Tout simplement, un attaquant peut injecter du code JavaScript malveillant dans les métadonnées du document. Par exemple :
<script src="https://www.example.org/script.js"></script>
Après quoi la personne attaquée, en lisant le document malicieux, verra le code exécuté sur sa machine, ce qui peut aboutir au transfert des cookies du compte Amazon qui sera ainsi compromis.

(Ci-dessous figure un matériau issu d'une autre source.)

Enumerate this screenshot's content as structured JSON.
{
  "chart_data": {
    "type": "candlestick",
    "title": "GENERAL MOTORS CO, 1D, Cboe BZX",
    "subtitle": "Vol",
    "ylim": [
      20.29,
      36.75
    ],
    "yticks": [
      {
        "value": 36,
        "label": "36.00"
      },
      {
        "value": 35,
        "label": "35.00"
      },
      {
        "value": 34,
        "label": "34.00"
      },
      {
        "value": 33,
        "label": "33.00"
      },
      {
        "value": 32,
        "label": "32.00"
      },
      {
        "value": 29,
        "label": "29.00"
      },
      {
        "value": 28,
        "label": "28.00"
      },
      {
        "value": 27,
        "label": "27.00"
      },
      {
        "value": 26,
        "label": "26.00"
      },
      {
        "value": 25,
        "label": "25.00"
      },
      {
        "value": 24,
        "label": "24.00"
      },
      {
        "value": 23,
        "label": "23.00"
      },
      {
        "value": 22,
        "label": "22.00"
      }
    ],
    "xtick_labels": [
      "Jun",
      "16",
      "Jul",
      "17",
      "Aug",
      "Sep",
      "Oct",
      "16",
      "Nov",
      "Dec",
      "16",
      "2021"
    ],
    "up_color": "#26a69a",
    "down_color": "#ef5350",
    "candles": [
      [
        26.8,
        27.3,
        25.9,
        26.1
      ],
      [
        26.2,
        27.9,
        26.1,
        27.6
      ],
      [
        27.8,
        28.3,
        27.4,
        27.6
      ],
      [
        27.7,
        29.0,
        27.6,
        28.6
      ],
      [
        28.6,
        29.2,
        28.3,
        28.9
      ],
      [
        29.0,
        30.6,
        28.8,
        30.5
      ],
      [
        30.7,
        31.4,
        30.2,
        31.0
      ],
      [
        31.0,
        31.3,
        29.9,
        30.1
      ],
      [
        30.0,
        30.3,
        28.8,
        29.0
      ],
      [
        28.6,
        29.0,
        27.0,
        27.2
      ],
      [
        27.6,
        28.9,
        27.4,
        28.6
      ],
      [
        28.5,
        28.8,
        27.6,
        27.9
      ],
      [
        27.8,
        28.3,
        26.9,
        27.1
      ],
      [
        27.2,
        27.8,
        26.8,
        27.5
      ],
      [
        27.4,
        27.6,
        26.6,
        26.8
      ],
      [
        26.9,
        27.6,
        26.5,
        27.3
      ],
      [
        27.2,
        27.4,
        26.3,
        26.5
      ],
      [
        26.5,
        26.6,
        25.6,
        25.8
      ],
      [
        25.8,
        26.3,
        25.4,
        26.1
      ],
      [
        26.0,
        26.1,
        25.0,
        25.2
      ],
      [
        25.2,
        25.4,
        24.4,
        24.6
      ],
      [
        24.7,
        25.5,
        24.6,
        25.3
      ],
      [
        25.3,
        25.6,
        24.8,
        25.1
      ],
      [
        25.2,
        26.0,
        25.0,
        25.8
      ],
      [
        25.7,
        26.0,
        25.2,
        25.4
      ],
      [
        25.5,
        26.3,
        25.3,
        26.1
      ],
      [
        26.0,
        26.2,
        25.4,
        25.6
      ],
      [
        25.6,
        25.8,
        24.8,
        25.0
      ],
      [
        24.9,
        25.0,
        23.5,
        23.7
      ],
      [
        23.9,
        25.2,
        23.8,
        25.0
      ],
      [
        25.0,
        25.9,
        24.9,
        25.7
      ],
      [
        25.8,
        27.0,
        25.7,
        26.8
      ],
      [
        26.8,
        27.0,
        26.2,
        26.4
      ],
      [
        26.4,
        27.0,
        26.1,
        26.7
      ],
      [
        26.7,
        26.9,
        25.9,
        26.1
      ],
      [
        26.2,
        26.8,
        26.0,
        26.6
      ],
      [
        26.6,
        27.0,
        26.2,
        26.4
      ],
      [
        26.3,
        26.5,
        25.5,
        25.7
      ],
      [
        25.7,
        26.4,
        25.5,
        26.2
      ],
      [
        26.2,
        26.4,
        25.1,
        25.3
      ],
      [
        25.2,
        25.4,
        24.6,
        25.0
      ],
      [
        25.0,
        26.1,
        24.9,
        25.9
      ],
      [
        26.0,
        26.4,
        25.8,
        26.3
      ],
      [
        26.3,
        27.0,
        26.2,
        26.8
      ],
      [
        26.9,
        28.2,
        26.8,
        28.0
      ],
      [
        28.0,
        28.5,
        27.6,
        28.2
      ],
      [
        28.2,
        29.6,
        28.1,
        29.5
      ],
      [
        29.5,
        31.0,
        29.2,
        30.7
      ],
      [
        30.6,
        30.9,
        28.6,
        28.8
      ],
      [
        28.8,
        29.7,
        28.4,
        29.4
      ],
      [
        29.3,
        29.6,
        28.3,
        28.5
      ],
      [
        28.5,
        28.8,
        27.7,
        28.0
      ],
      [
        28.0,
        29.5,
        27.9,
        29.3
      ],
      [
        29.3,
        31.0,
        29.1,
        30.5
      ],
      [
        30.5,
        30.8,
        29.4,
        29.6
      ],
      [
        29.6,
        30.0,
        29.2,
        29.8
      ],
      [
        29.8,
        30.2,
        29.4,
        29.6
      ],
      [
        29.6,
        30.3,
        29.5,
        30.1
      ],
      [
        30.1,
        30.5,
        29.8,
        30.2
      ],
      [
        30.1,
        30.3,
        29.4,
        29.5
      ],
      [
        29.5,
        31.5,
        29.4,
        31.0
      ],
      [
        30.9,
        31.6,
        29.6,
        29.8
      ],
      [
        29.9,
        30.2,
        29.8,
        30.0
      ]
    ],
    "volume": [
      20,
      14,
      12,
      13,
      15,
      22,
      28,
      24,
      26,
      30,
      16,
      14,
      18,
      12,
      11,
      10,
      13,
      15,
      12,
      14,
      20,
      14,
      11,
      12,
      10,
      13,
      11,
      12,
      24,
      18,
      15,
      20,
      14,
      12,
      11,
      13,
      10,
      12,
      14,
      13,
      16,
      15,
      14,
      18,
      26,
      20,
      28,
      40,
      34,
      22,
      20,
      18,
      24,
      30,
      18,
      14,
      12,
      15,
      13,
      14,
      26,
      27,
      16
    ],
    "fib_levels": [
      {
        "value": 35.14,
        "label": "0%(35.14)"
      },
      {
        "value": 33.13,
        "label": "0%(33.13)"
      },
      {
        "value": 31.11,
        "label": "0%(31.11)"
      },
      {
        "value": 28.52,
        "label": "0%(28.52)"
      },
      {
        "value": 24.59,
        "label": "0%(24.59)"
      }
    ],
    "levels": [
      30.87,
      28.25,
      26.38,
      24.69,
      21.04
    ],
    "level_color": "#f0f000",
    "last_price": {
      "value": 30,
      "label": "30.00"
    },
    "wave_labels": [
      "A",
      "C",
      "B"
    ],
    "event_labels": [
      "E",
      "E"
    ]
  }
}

Bien sûr, si tout utilisateur de Kindle qui stocke des ouvrages numériques sur son ordinateur via cette librairie est une victime potentielle de la faille, le fait est que les victimes les plus probables seront celles qui accèdent à des ouvrages dont l'origine est douteuse, pour ne pas dire plus.
Etrangement cette faille a été révélée en octobre 2013. Amazon avait signalé avoir corrigé le problème à la fin de l'année 2013, mais la faille est réapparue dans le courant de cette année, à une date non précisée. Amazon a devait été averti.